Shorty love the way that I floss out.”



“I been selling crack since like the 5th grade.” That’s 10, maybe 11 years old. I stopped my Shmoney Dance and just said “Damn.” I thought to myself: “If you turned the beat off and just listened to these words, you would see the tragedy in them.” Whether or not this is HIS reality, I don’t know. But I’m sure that it is someone’s reality. I thought of an article titled “10 Things Your 10 Year-Old Shouldn’t Be Doing” on the site iMom. It made me think about how drastically different Shmurda’s world (or his character’s world) is than what most would consider possible or acceptable (by acceptable, I mean allowed to persist) in America. 10 Year-olds shouldn’t “be drinking sugary drinks” or “have unrestricted access to social media.” This 10 Year-old was selling drugs. To blame a 10 Year-old for his environment would miss the point, which I will get to in a minute.



“Free Greezy though, let all of my dogs out

Momma said no pussy cats inside my dog house

That’s what got my daddy locked up in the dog pound

Free Phantom though, let all of my dogs out”



It’s amazing how intimate these lyrics are when you actually ingest them rather than dance them away. Incarceration is a reality in Shmurda’s life. In fact, he’s no stranger to it, having been placed in juvenile detention before. Prison and Jail were not abstract oddities to me growing up either, but the tone with which he recounts loss of a father and friends to the prison system moves me to sadness.

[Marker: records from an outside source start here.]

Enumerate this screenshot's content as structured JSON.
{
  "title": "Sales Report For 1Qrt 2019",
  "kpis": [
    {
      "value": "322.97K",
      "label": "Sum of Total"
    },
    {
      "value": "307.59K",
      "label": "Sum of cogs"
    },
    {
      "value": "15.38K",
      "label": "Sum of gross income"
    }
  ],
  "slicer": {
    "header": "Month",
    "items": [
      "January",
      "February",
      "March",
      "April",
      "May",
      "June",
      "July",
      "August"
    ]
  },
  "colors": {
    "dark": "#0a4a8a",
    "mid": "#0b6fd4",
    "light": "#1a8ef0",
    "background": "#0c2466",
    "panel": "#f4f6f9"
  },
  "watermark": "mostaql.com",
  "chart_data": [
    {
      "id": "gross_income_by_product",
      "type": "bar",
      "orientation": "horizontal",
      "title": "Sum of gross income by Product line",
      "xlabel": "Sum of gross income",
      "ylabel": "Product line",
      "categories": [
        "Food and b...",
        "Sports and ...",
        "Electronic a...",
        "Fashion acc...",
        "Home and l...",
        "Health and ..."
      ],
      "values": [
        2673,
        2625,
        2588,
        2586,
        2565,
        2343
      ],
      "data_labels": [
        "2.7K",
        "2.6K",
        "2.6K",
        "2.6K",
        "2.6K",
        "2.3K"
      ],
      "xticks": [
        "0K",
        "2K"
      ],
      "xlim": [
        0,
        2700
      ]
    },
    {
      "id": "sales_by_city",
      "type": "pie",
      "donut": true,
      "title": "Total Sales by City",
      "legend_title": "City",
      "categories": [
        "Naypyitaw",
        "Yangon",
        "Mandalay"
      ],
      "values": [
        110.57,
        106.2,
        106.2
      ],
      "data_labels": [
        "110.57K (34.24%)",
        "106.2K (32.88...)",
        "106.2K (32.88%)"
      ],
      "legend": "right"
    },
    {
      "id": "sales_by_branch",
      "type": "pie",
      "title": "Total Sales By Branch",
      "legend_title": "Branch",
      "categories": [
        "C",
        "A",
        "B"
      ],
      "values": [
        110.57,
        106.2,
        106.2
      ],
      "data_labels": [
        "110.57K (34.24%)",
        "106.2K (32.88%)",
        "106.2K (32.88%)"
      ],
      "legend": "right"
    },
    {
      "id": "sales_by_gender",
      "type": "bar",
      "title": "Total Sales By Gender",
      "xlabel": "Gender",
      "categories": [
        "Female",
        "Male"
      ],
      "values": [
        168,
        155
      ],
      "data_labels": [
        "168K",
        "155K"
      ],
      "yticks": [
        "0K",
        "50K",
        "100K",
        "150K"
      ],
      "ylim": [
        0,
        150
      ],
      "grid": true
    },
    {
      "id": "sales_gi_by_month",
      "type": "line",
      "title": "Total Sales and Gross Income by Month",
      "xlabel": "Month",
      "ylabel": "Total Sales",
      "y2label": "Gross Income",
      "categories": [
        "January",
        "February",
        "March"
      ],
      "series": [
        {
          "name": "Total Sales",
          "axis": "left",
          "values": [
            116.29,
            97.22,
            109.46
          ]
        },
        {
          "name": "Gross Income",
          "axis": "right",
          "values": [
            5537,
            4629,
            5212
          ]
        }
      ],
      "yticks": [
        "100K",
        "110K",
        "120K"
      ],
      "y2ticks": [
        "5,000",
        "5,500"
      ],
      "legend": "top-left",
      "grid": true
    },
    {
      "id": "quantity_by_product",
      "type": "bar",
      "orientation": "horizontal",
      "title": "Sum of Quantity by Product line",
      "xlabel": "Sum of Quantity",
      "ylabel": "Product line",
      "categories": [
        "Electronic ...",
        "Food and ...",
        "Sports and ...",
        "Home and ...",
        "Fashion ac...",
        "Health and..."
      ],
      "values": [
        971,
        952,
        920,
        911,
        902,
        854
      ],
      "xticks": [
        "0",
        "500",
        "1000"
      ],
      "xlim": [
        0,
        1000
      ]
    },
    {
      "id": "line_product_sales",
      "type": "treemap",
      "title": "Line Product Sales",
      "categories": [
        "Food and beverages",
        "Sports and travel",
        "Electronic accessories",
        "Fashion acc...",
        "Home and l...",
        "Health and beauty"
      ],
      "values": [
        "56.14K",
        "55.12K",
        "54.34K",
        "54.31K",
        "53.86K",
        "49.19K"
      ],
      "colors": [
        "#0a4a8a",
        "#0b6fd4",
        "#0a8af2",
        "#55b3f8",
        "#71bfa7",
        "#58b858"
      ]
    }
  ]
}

“And bitch if it’s a problem we gon’ gun brawl

Shots popping out the AR

I’m with Trigger, I’m with Rasha, I’m with A-Raw

Broad daylight and we gon’ let them things bark

Tell them niggas free Meeshie, ho

Some way, free Breezy, ho

And tell my niggas, Shmurda teaming, ho

Mitch caught a body ’bout a week ago, week ago

Fuck with us and then we tweaking, ho – tweaking, ho

Run up on that nigga, get to squeezing, ho – squeezing, ho

Everybody catching bullet holes – bullet holes

Niggas got me on my bully, yo – bully, yo

I’m a run up, put that gun on ‘em – gun on ‘em

I’m a run up, go dumb on ‘em – dumb on ‘em

Niggas got me on that young shit – young shit

Got me on that go dumb shit – dumb shit”



The rest of the song is a visceral narration of the violence that he and his team gleefully inflict upon their enemies. The upfront nature with which these activities are conveyed show that they are simply a part of his story and not some metaphorical example of machismo and toughness that is integral to hip-hop. I make this distinction because it is often used to dismiss the positive power of hip-hop in teaching literary techniques and, in turn, utilized to condemn the art as nothing more than glorification of real violence. Thus, Bobby Shmurda’s “Hot Nigga” is both a problem and a chance to see the road to solutions. It is both garbage rap and a tragedy over catchy beats and an irresistible dance.

If only my view were more popular. If only more people wanted to understand “Hot Nigga” and not just the dance that made the song so popular. Maybe then, we’d cry for Bobby and the thousands of youngsters like him as we cried for Simba when he lost his father. Maybe then, we’d root for them to become Kings, of sort, rather than condemn them for simply being lost on a dirty and damaged world that they didn’t create.

If only the dance could tell that story, since the words fell upon deaf ears.